- Relator(a)
- Ministro Joel Ilan Paciornik
- Órgão julgador
- Quinta Turma
- Data do julgamento
- 03/05/2016
- Data de publicação
- 11/05/2016
STJ – Acórdão, Rel. Ministro Joel Ilan Paciornik, Quinta Turma, j. 03/05/2016, p. 11/05/2016
RECURSO EM HABEAS CORPUS. AUSÊNCIA DE PREJUDICIALIDADE. SUPERVENIÊNCIA DE SENTENÇA CONDENATÓRIA QUE NÃO AGREGA FUNDAMENTOS AO DECRETO PRISIONAL. TRÁFICO ILÍCITO DE ENTORPECENTES. REVOGAÇÃO DA PRISÃO PREVENTIVA. IMPOSSIBILIDADE. FUNDAMENTAÇÃO IDÔNEA. QUANTIDADE E NOCIVIDADE DA DROGA. HISTÓRICO CRIMINAL DO AGENTE. GARANTIA DA ORDEM PÚBLICA. PERICULOSIDADE CONCRETA DO RECORRENTE. RECURSO DESPROVIDO. 1. Esta Quinta Turma possui firme entendimento no sentido de que a manutenção da custódia cautelar por ocasião de sentença condenatória superveniente não possui o condão de tornar prejudicado o writ em que se busca sua revogação, quando não agregados novos e diversos fundamentos ao decreto prisional primitivo. Precedente. In casu, o juízo sentenciante manteve a custódia cautelar sem apresentar fundamentos diversos daqueles adotados no decreto prisional, o que autoriza o processamento do presente recurso. 2. Considerando a natureza excepcional da prisão preventiva, somente se verifica a possibilidade da sua imposição quando evidenciado, de forma fundamentada e com base em dados concretos, o preenchimento dos pressupostos e requisitos previstos no art. 312 do Código de Processo Penal - CPP. Deve, ainda, ser mantida a prisão antecipada apenas quando não for possível a aplicação de medida cautelar diversa, nos termos do previsto no art. 319 do CPP. Na hipótese dos autos, verifico estarem presentes elementos concretos a justificar a imposição da segregação antecipada.

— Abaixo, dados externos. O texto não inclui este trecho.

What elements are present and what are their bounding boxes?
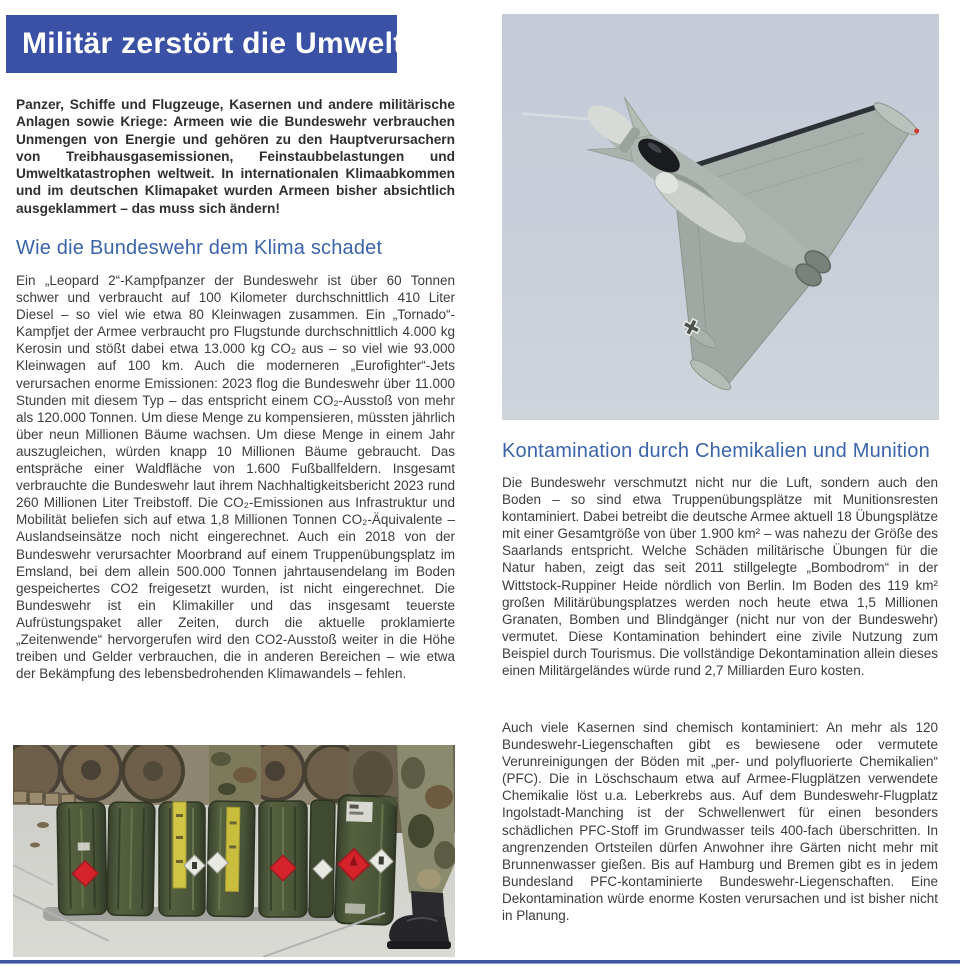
eurofighter-photo-art [502, 14, 939, 420]
soldier-torso [209, 745, 261, 803]
section-klima-body: Ein „Leopard 2“-Kampfpanzer der Bundeswehr ist über 60 Tonnen schwer und verbraucht auf 100 Kilometer durchschnittlich 410 Liter Diesel – so viel wie etwa 80 Kleinwagen zusammen. Ein „Tornado“-Kampfjet der Armee verbraucht pro Flugstunde durchschnittlich 4.000 kg Kerosin und stößt dabei etwa 13.000 kg CO₂ aus – so viel wie 93.000 Kleinwagen auf 100 km. Auch die moderneren „Eurofighter“-Jets verursachen enorme Emissionen: 2023 flog die Bundeswehr über 11.000 Stunden mit diesem Typ – das entspricht einem CO₂-Ausstoß von mehr als 120.000 Tonnen. Um diese Menge zu kompensieren, müssten jährlich über neun Millionen Bäume wachsen. Um diese Menge in einem Jahr auszugleichen, würden knapp 10 Millionen Bäume gebraucht. Das entspräche einer Waldfläche von 1.600 Fußballfeldern. Insgesamt verbrauchte die Bundeswehr laut ihrem Nachhaltigkeitsbericht 2023 rund 260 Millionen Liter Treibstoff. Die CO₂-Emissionen aus Infrastruktur und Mobilität beliefen sich auf etwa 1,8 Millionen Tonnen CO₂-Äquivalente – Auslandseinsätze noch nicht eingerechnet. Auch ein 2018 von der Bundeswehr verursachter Moorbrand auf einem Truppenübungsplatz im Emsland, bei dem allein 500.000 Tonnen jahrtausendelang im Boden gespeichertes CO2 freigesetzt wurden, ist nicht eingerechnet. Die Bundeswehr ist ein Klimakiller und das insgesamt teuerste Aufrüstungspaket aller Zeiten, durch die aktuelle proklamierte „Zeitenwende“ hervorgerufen wird den CO2-Ausstoß weiter in die Höhe treiben und Gelder verbrauchen, die in anderen Bereichen – wie etwa der Bekämpfung des lebensbedrohenden Klimawandels – fehlen. [16, 273, 455, 682]
page-title: Militär zerstört die Umwelt [22, 27, 404, 60]
section-heading-klima: Wie die Bundeswehr dem Klima schadet [16, 237, 383, 259]
eurofighter-photo [502, 14, 939, 420]
section-kontamination-paragraph-2: Auch viele Kasernen sind chemisch kontaminiert: An mehr als 120 Bundeswehr-Liegenschaften gibt es bewiesene oder vermutete Verunreinigungen der Böden mit „per- und polyfluorierte Chemikalien“ (PFC). Die in Löschschaum etwa auf Armee-Flugplätzen verwendete Chemikalie löst u.a. Leberkrebs aus. Auf dem Bundeswehr-Flugplatz Ingolstadt-Manching ist der Schwellenwert für einen besonders schädlichen PFC-Stoff im Grundwasser teils 400-fach überschritten. In angrenzenden Ortsteilen dürfen Anwohner ihre Gärten nicht mehr mit Brunnenwasser gießen. Bis auf Hamburg und Bremen gibt es in jedem Bundesland PFC-kontaminierte Bundeswehr-Liegenschaften. Eine Dekontamination würde enorme Kosten verursachen und ist bisher nicht in Planung. [502, 720, 938, 924]
fuel-canisters-photo-art [13, 745, 455, 957]
section-kontamination-paragraph-1: Die Bundeswehr verschmutzt nicht nur die Luft, sondern auch den Boden – so sind etwa Truppenübungsplätze mit Munitionsresten kontaminiert. Dabei betreibt die deutsche Armee aktuell 18 Übungsplätze mit einer Gesamtgröße von über 1.900 km² – was nahezu der Größe des Saarlands entspricht. Welche Schäden militärische Übungen für die Natur haben, zeigt das seit 2011 stillgelegte „Bombodrom“ in der Wittstock-Ruppiner Heide nördlich von Berlin. Im Boden des 119 km² großen Militärübungsplatzes werden noch heute etwa 1,5 Millionen Granaten, Bomben und Blindgänger (nicht nur von der Bundeswehr) vermutet. Diese Kontamination behindert eine zivile Nutzung zum Beispiel durch Tourismus. Die vollständige Dekontamination allein dieses einen Militärgeländes würde rund 2,7 Milliarden Euro kosten. [502, 475, 938, 679]
bottom-rule [0, 960, 960, 964]
section-heading-kontamination: Kontamination durch Chemikalien und Munition [502, 440, 930, 462]
front-jerry-can [335, 795, 397, 925]
fuel-canisters-photo [13, 745, 455, 957]
intro-paragraph: Panzer, Schiffe und Flugzeuge, Kasernen und andere militärische Anlagen sowie Kriege: Armeen wie die Bundeswehr verbrauchen Unmengen von Energie und gehören zu den Hauptverursachern von Treibhausgasemissionen, Feinstaubbelastungen und Umweltkatastrophen weltweit. In internationalen Klimaabkommen und im deutschen Klimapaket wurden Armeen bisher absichtlich ausgeklammert – das muss sich ändern! [16, 97, 455, 216]
page-title-bar [6, 15, 404, 73]
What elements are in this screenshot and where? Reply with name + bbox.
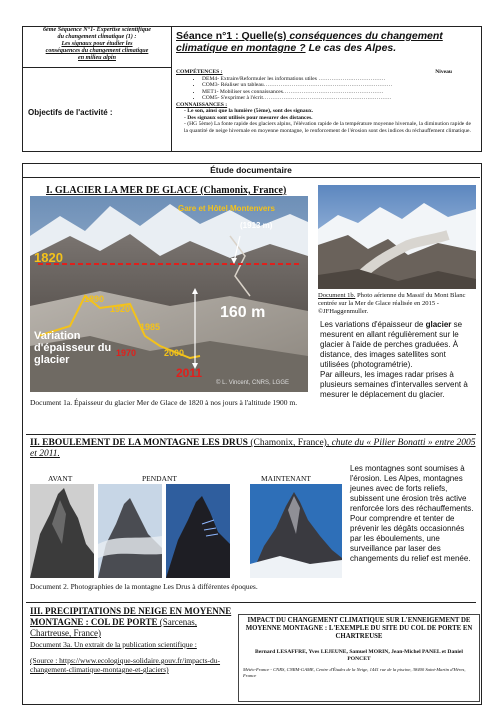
objectifs-label: Objectifs de l'activité : — [28, 108, 113, 117]
label-pendant: PENDANT — [142, 474, 177, 483]
mont-blanc-aerial-photo — [318, 185, 476, 289]
publication-authors: Bernard LESAFFRE, Yves LEJEUNE, Samuel MORIN, Jean-Michel PANEL et Daniel PONCET — [255, 649, 463, 662]
sequence-line: conséquences du changement climatique — [45, 48, 149, 54]
connaissance-item: - Le son, ainsi que la lumière (5ème), sont des signaux. — [184, 108, 314, 114]
section1-title: I. GLACIER LA MER DE GLACE (Chamonix, France) — [46, 185, 287, 196]
section3-title — [30, 606, 236, 639]
etude-title: Étude documentaire — [22, 163, 480, 178]
doc1a-caption — [30, 398, 312, 407]
section2-title — [30, 438, 476, 460]
section2-title-c: chute du « Pilier Bonatti » entre 2005 et 2011. — [30, 438, 476, 459]
year-1970: 1970 — [116, 348, 137, 358]
pendant-photo-svg-1 — [98, 484, 162, 578]
glacier-text-c: Par ailleurs, les images radar prises à plusieurs semaines d'intervalles servent à mesurer le déplacement du glacier. — [320, 370, 468, 399]
competence-item: • COM3- Réaliser un tableau…………………………………………………………… — [202, 82, 476, 89]
doc1b-text: Photo aérienne du Massif du Mont Blanc centrée sur la Mer de Glace réalisée en 2015 - ©JFHaggenmuller. — [318, 292, 466, 315]
competence-item: • DEM4- Extraire/Reformuler les informations utiles ……………………………… — [202, 76, 476, 83]
year-1920: 1920 — [110, 304, 131, 314]
sequence-line: 6ème Séquence N°1- Expertise scientifique — [42, 27, 152, 33]
connaissance-item: - Des signaux sont utilisés pour mesurer des distances. — [184, 114, 313, 121]
section3-title-main: III. PRECIPITATIONS DE NEIGE EN MOYENNE MONTAGNE : COL DE PORTE — [30, 606, 232, 627]
year-2000: 2000 — [164, 348, 185, 358]
gare-label: Gare et Hôtel Montenvers — [178, 204, 275, 213]
connaissances-title: CONNAISSANCES : — [176, 101, 228, 108]
source-link[interactable]: (Source : https://www.ecologique-solidaire.gouv.fr/impacts-du-changement-climatique-montagne-et-glaciers) — [30, 656, 221, 674]
drus-maintenant-photo — [250, 484, 342, 578]
competences-block — [176, 69, 476, 134]
glacier-thickness-photo — [30, 196, 308, 392]
aerial-photo-svg — [318, 185, 476, 289]
glacier-text-keyword: glacier — [425, 320, 452, 329]
year-1985: 1985 — [140, 322, 161, 332]
sequence-line: en milieu alpin — [78, 55, 116, 61]
seance-title — [176, 30, 476, 54]
competences-title: COMPÉTENCES : — [176, 69, 223, 75]
sequence-line: du changement climatique (1) : — [57, 34, 137, 40]
sequence-title — [26, 27, 168, 62]
year-1890: 1890 — [84, 294, 105, 304]
sequence-line: Les signaux pour étudier les — [61, 41, 133, 47]
drus-pendant-photo-2 — [166, 484, 230, 578]
level-label: Niveau — [435, 69, 452, 75]
glacier-method-text — [320, 320, 476, 400]
avant-photo-svg — [30, 484, 94, 578]
year-2011: 2011 — [176, 366, 203, 380]
publication-excerpt — [238, 614, 480, 702]
seance-suffix: Le cas des Alpes. — [305, 42, 397, 54]
publication-affiliation: Météo-France - CNRS, CNRM-GAME, Centre d'Études de la Neige, 1441 rue de la piscine, 38400 Saint-Martin d'Hères, France — [243, 667, 466, 678]
label-avant: AVANT — [48, 474, 73, 483]
separator — [26, 602, 476, 603]
seance-italic: conséquences du changement climatique en montagne ? — [176, 30, 443, 54]
year-1820: 1820 — [34, 250, 63, 265]
drus-avant-photo — [30, 484, 94, 578]
seance-prefix: Séance n°1 : Quelle(s) — [176, 30, 290, 42]
drus-pendant-photo-1 — [98, 484, 162, 578]
label-maintenant: MAINTENANT — [261, 474, 311, 483]
pendant-photo-svg-2 — [166, 484, 230, 578]
section2-title-a: II. EBOULEMENT DE LA MONTAGNE LES DRUS — [30, 438, 248, 448]
separator — [26, 434, 476, 435]
connaissance-item: - (HG 5ème) La fonte rapide des glaciers alpins, l'élévation rapide de la température moyenne hivernale, la diminution rapide de la quantité de neige hivernale en moyenne montagne, le renforcement de l'érosion sont des indices du réchauffement climatique. — [184, 121, 471, 134]
photo-credit: © L. Vincent, CNRS, LGGE — [216, 380, 290, 386]
erosion-text: Les montagnes sont soumises à l'érosion. Les Alpes, montagnes jeunes avec de forts reliefs, subissent une érosion très active renforcée lors des réchauffements. Pour comprendre et tenter de prévenir les dégâts occasionnés par les éboulements, une surveillance par laser des changements du relief est menée. — [350, 464, 474, 563]
section2-title-b: (Chamonix, France), — [247, 438, 332, 448]
maintenant-photo-svg — [250, 484, 342, 578]
doc1b-title: Document 1b. — [318, 292, 356, 299]
competence-item: • COM5- S'exprimer à l'écrit…………………………………………………………… — [202, 95, 476, 102]
doc2-caption: Document 2. Photographies de la montagne Les Drus à différentes époques. — [30, 582, 258, 591]
altitude-label: (1913 m) — [240, 221, 273, 230]
doc1a-text: Document 1a. Épaisseur du glacier Mer de Glace de 1820 à nos jours à l'altitude 1900 m. — [30, 398, 298, 407]
doc3a-caption: Document 3a. Un extrait de la publication scientifique : — [30, 640, 197, 649]
publication-title: IMPACT DU CHANGEMENT CLIMATIQUE SUR L'ENNEIGEMENT DE MOYENNE MONTAGNE : L'EXEMPLE DU SITE DU COL DE PORTE EN CHARTREUSE — [245, 617, 473, 640]
glacier-text-a: Les variations d'épaisseur de — [320, 320, 426, 329]
variation-label: Variation d'épaisseur du glacier — [34, 330, 112, 366]
doc1b-caption — [318, 292, 478, 315]
thickness-delta-label: 160 m — [220, 304, 266, 321]
competence-item: • MET1- Mobiliser ses connaissances……………………………………………… — [202, 89, 476, 96]
section3-title-location: (Sarcenas, Chartreuse, France) — [30, 617, 198, 638]
glacier-text-b: se mesurent en allant régulièrement sur le glacier à l'aide de perches graduées. À distance, des images satellites sont utilisées (photogramétrie). — [320, 320, 463, 369]
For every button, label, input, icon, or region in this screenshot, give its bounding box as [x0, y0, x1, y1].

As instâncias ordinárias, soberanas na análise dos fatos, entenderam que restou demonstrada a periculosidade concreta do recorrente, evidenciada pelo modus operandi do delito, pelo seu histórico criminal - responde por outros processos criminais, inclusive por delito desta mesma natureza, estando em gozo de liberdade provisória por ocasião da prisão em flagrante -, bem como pela quantidade e nocividade da droga com ele encontrada - 19 pedras de crack. Forçoso, portanto, concluir que a prisão processual está devidamente fundamentada na necessidade de garantir a ordem pública, não havendo falar, portanto, em existência de evidente flagrante ilegalidade. Recurso em habeas corpus desprovido. (RHC n. 67.428/PI, relator Ministro Joel Ilan Paciornik, Quinta Turma, julgado em 3/5/2016, DJe de 11/5/2016.)